At this point you've seen two forms of proprio:
adjective: indicates belonging (in some senses synonymous with suo)
- Ognuna ha la propria borsa
- L'ha visto con i propri occhi
adverb: truly, really, very...provides emphasis (can be synonymous with davvero, veramente...)
- La torta è proprio buona!
- Non ho proprio tempo di studiare.
@Elena18: bello can be used in a variety of contexts, not just for something visually pleasing (una bella gonna) but also for the abstract (un bel lavoro) and even to underline how serious something is (un bel problema)
It's related to the word "proper" and so the idea of "You're proper(ly) beautiful" is poignant and a good way to remember it. Plus, it's related to the word "property," so the adjectival sense of "one's own" makes sense, too: "He saw it with his own eyes (which are his 'property')." (So to speak)
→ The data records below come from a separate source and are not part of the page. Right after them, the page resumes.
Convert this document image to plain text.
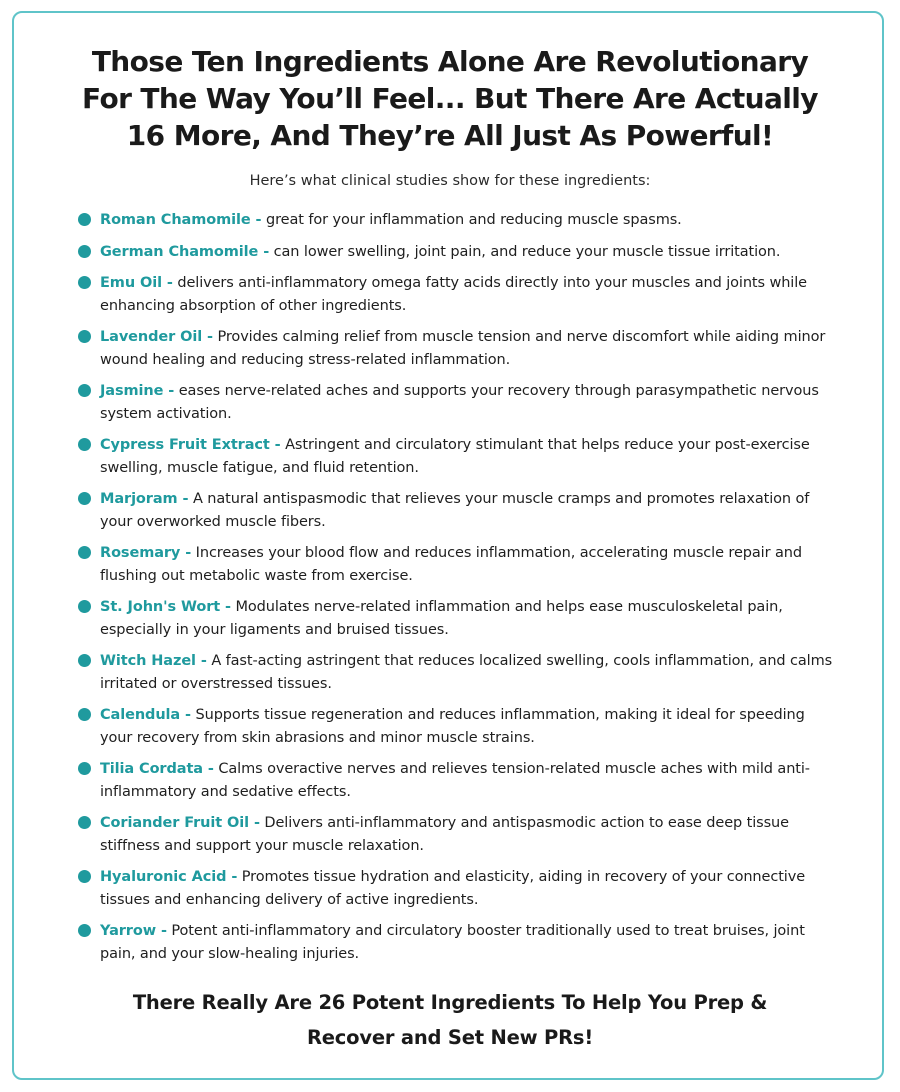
Those Ten Ingredients Alone Are Revolutionary
For The Way You’ll Feel... But There Are Actually
16 More, And They’re All Just As Powerful!

Here’s what clinical studies show for these ingredients:

Roman Chamomile - great for your inflammation and reducing muscle spasms.
German Chamomile - can lower swelling, joint pain, and reduce your muscle tissue irritation.
Emu Oil - delivers anti-inflammatory omega fatty acids directly into your muscles and joints while enhancing absorption of other ingredients.
Lavender Oil - Provides calming relief from muscle tension and nerve discomfort while aiding minor wound healing and reducing stress-related inflammation.
Jasmine - eases nerve-related aches and supports your recovery through parasympathetic nervous system activation.
Cypress Fruit Extract - Astringent and circulatory stimulant that helps reduce your post-exercise swelling, muscle fatigue, and fluid retention.
Marjoram - A natural antispasmodic that relieves your muscle cramps and promotes relaxation of your overworked muscle fibers.
Rosemary - Increases your blood flow and reduces inflammation, accelerating muscle repair and flushing out metabolic waste from exercise.
St. John's Wort - Modulates nerve-related inflammation and helps ease musculoskeletal pain, especially in your ligaments and bruised tissues.
Witch Hazel - A fast-acting astringent that reduces localized swelling, cools inflammation, and calms irritated or overstressed tissues.
Calendula - Supports tissue regeneration and reduces inflammation, making it ideal for speeding your recovery from skin abrasions and minor muscle strains.
Tilia Cordata - Calms overactive nerves and relieves tension-related muscle aches with mild anti-inflammatory and sedative effects.
Coriander Fruit Oil - Delivers anti-inflammatory and antispasmodic action to ease deep tissue stiffness and support your muscle relaxation.
Hyaluronic Acid - Promotes tissue hydration and elasticity, aiding in recovery of your connective tissues and enhancing delivery of active ingredients.
Yarrow - Potent anti-inflammatory and circulatory booster traditionally used to treat bruises, joint pain, and your slow-healing injuries.
There Really Are 26 Potent Ingredients To Help You Prep &
Recover and Set New PRs!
I'm looking for some more clarification on this use of proprio. It seems that it is being used to add extra emphasis to the adjective "bella" in this case, but the translation offered by Duo using the word "just" doesn't sound right to my native English speaking ear: "You are just a beautiful couple". I tried using the word "such" which sounds better to me but it was marked incorrect: "You are such a beautiful couple". Would this be an acceptable translation of this sentence or am I way off here?
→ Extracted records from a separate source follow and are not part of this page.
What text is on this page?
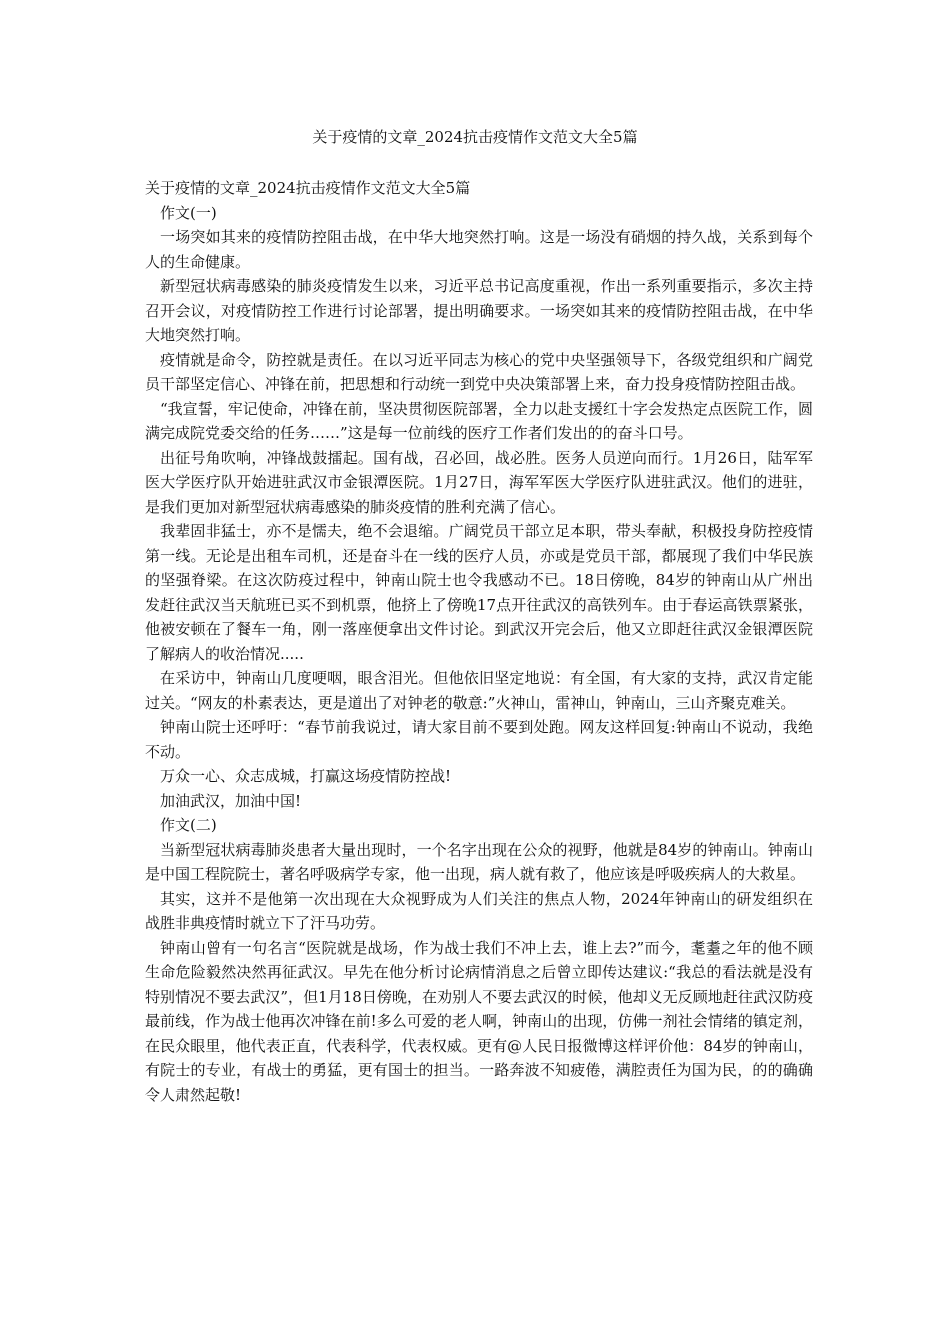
关于疫情的文章_2024抗击疫情作文范文大全5篇

关于疫情的文章_2024抗击疫情作文范文大全5篇

作文(一)

一场突如其来的疫情防控阻击战，在中华大地突然打响。这是一场没有硝烟的持久战，关系到每个人的生命健康。

新型冠状病毒感染的肺炎疫情发生以来，习近平总书记高度重视，作出一系列重要指示，多次主持召开会议，对疫情防控工作进行讨论部署，提出明确要求。一场突如其来的疫情防控阻击战，在中华大地突然打响。

疫情就是命令，防控就是责任。在以习近平同志为核心的党中央坚强领导下，各级党组织和广阔党员干部坚定信心、冲锋在前，把思想和行动统一到党中央决策部署上来，奋力投身疫情防控阻击战。

“我宣誓，牢记使命，冲锋在前，坚决贯彻医院部署，全力以赴支援红十字会发热定点医院工作，圆满完成院党委交给的任务……”这是每一位前线的医疗工作者们发出的的奋斗口号。

出征号角吹响，冲锋战鼓擂起。国有战，召必回，战必胜。医务人员逆向而行。1月26日，陆军军医大学医疗队开始进驻武汉市金银潭医院。1月27日，海军军医大学医疗队进驻武汉。他们的进驻，是我们更加对新型冠状病毒感染的肺炎疫情的胜利充满了信心。

我辈固非猛士，亦不是懦夫，绝不会退缩。广阔党员干部立足本职，带头奉献，积极投身防控疫情第一线。无论是出租车司机，还是奋斗在一线的医疗人员，亦或是党员干部，都展现了我们中华民族的坚强脊梁。在这次防疫过程中，钟南山院士也令我感动不已。18日傍晚，84岁的钟南山从广州出发赶往武汉当天航班已买不到机票，他挤上了傍晚17点开往武汉的高铁列车。由于春运高铁票紧张，他被安顿在了餐车一角，刚一落座便拿出文件讨论。到武汉开完会后，他又立即赶往武汉金银潭医院了解病人的收治情况.....

在采访中，钟南山几度哽咽，眼含泪光。但他依旧坚定地说：有全国，有大家的支持，武汉肯定能过关。“网友的朴素表达，更是道出了对钟老的敬意:”火神山，雷神山，钟南山，三山齐聚克难关。

钟南山院士还呼吁：“春节前我说过，请大家目前不要到处跑。网友这样回复:钟南山不说动，我绝不动。

万众一心、众志成城，打赢这场疫情防控战!

加油武汉，加油中国!

作文(二)

当新型冠状病毒肺炎患者大量出现时，一个名字出现在公众的视野，他就是84岁的钟南山。钟南山是中国工程院院士，著名呼吸病学专家，他一出现，病人就有救了，他应该是呼吸疾病人的大救星。

其实，这并不是他第一次出现在大众视野成为人们关注的焦点人物，2024年钟南山的研发组织在战胜非典疫情时就立下了汗马功劳。

钟南山曾有一句名言“医院就是战场，作为战士我们不冲上去，谁上去?”而今，耄耋之年的他不顾生命危险毅然决然再征武汉。早先在他分析讨论病情消息之后曾立即传达建议:“我总的看法就是没有特别情况不要去武汉”，但1月18日傍晚，在劝别人不要去武汉的时候，他却义无反顾地赶往武汉防疫最前线，作为战士他再次冲锋在前!多么可爱的老人啊，钟南山的出现，仿佛一剂社会情绪的镇定剂，在民众眼里，他代表正直，代表科学，代表权威。更有@人民日报微博这样评价他：84岁的钟南山，有院士的专业，有战士的勇猛，更有国士的担当。一路奔波不知疲倦，满腔责任为国为民，的的确确令人肃然起敬!
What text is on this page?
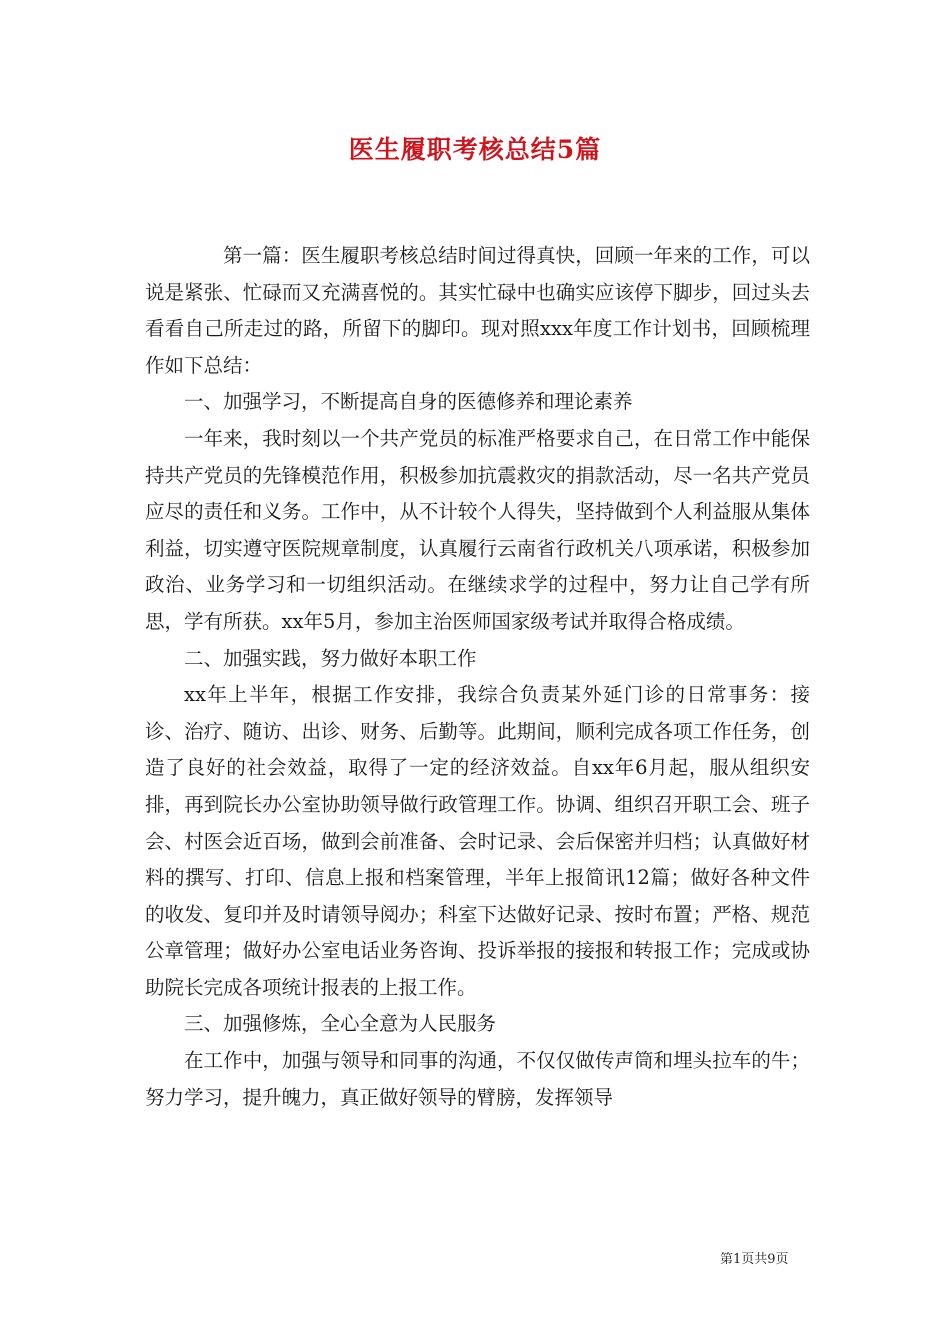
医生履职考核总结5篇

第一篇：医生履职考核总结时间过得真快，回顾一年来的工作，可以说是紧张、忙碌而又充满喜悦的。其实忙碌中也确实应该停下脚步，回过头去看看自己所走过的路，所留下的脚印。现对照xxx年度工作计划书，回顾梳理作如下总结：

一、加强学习，不断提高自身的医德修养和理论素养

一年来，我时刻以一个共产党员的标准严格要求自己，在日常工作中能保持共产党员的先锋模范作用，积极参加抗震救灾的捐款活动，尽一名共产党员应尽的责任和义务。工作中，从不计较个人得失，坚持做到个人利益服从集体利益，切实遵守医院规章制度，认真履行云南省行政机关八项承诺，积极参加政治、业务学习和一切组织活动。在继续求学的过程中，努力让自己学有所思，学有所获。xx年5月，参加主治医师国家级考试并取得合格成绩。

二、加强实践，努力做好本职工作

xx年上半年，根据工作安排，我综合负责某外延门诊的日常事务：接诊、治疗、随访、出诊、财务、后勤等。此期间，顺利完成各项工作任务，创造了良好的社会效益，取得了一定的经济效益。自xx年6月起，服从组织安排，再到院长办公室协助领导做行政管理工作。协调、组织召开职工会、班子会、村医会近百场，做到会前准备、会时记录、会后保密并归档；认真做好材料的撰写、打印、信息上报和档案管理，半年上报简讯12篇；做好各种文件的收发、复印并及时请领导阅办；科室下达做好记录、按时布置；严格、规范公章管理；做好办公室电话业务咨询、投诉举报的接报和转报工作；完成或协助院长完成各项统计报表的上报工作。

三、加强修炼，全心全意为人民服务

在工作中，加强与领导和同事的沟通，不仅仅做传声筒和埋头拉车的牛；努力学习，提升魄力，真正做好领导的臂膀，发挥领导

第1页共9页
Well, "You are just a beautiful couple," sounds fine to me, but it is a separate meaning. The speaker of this sentence seems a bit disinterested and aloof from the matter, or maybe he/she is coming to a conclusion: "sigh You guys are perfect together. You are just a beautiful couple."
What is meant by «proprio» here is indeed "such"/"truly"/"really." I believe any of these would fit the situation, although some may contend that "really" would not because it does not mean the same as "truly." I think you should report the "such," since «proprio» here is indeed meant to show emphasis.
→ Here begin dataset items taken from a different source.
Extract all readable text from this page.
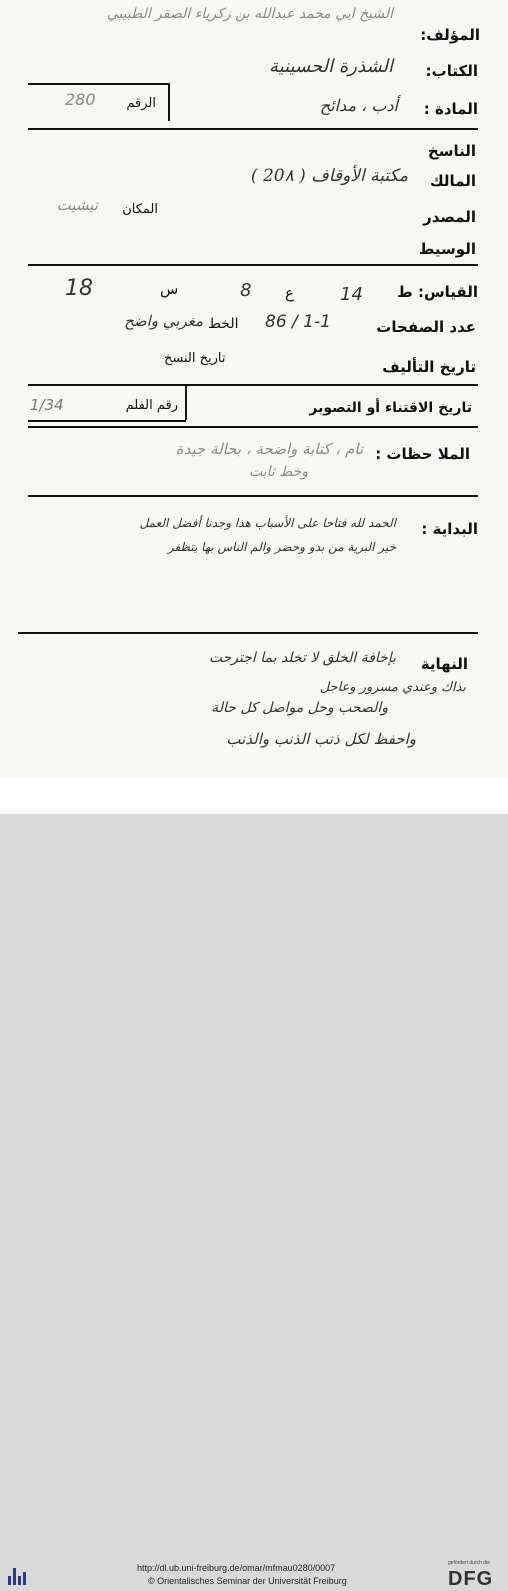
المؤلف:
الشيخ ابي محمد عبدالله بن زكرياء الصقر الطبيبي
الكتاب:
الشذرة الحسينية
الرقم
280	المادة :
أدب ، مدائح
الناسخ
المالك
مكتبة الأوقاف ( 20٨ )
المكان
تيشيت
المصدر
الوسيط
القياس: ط
14
ع
8
س
18
عدد الصفحات
86 / 1-1
الخط
مغربي واضح
تاريخ التأليف
تاريخ النسخ
تاريخ الاقتناء أو التصوير
رقم الفلم
1/34
الملا حظات :
تام ، كتابة واضحة ، بحالة جيدة
وخط ثابت
البداية :
الحمد لله فتاحا على الأسباب هذا وجدنا أفضل العمل
خير البرية من بدو وحضر والم الناس بها يتظفر
النهاية
بإخافة الخلق لا تخلد بما اجترحت
بذاك وعندي مسرور وعاجل
والصحب وحل مواصل كل حالة
واحفظ لكل ذنب الذنب والذنب
http://dl.ub.uni-freiburg.de/omar/mfmau0280/0007
© Orientalisches Seminar der Universität Freiburg
gefördert durch die
DFG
Yes, that was my answer from the word blocks. But it's not a good translation because "really" now means "very" in most cases and no longer "in reality", even as an adverb, whereas "truly" still means "in reality". This sentence is expressing an opinion, not a fact.
- I really mean it = I truly mean it
- I really like it = I like it very much
so, we distinguish bella and bello based on the gender (personal, non-gramatical) of who we are describing, right?
is this bella because couple is a feminine noun (is it always?) or are we talking to a cute lesbian couple? would two cute guys be "un bello coppio"??? or is "coppia" just always "coppia"?
There are six valid english translations of this sentence, but Duolingo only recognises one, "You are truly a nice couple" despite quite and really showing as valid translations of proprio. You are quite a nice couple. You are really a nice couple. You are truly a nice couple. You are a really nice couple. You are a truly nice couple. You are quite a nice couple.
When it comes after a possessive pronoun/adjective, «proprio» [with two «r»s] does mean "own:" «Mi piace meglio il mio proprio letto.». When not used next to a possessive, it can mean "really" or "truly." Just like in English, Italian words do not always just have one meaning, which some people may not like.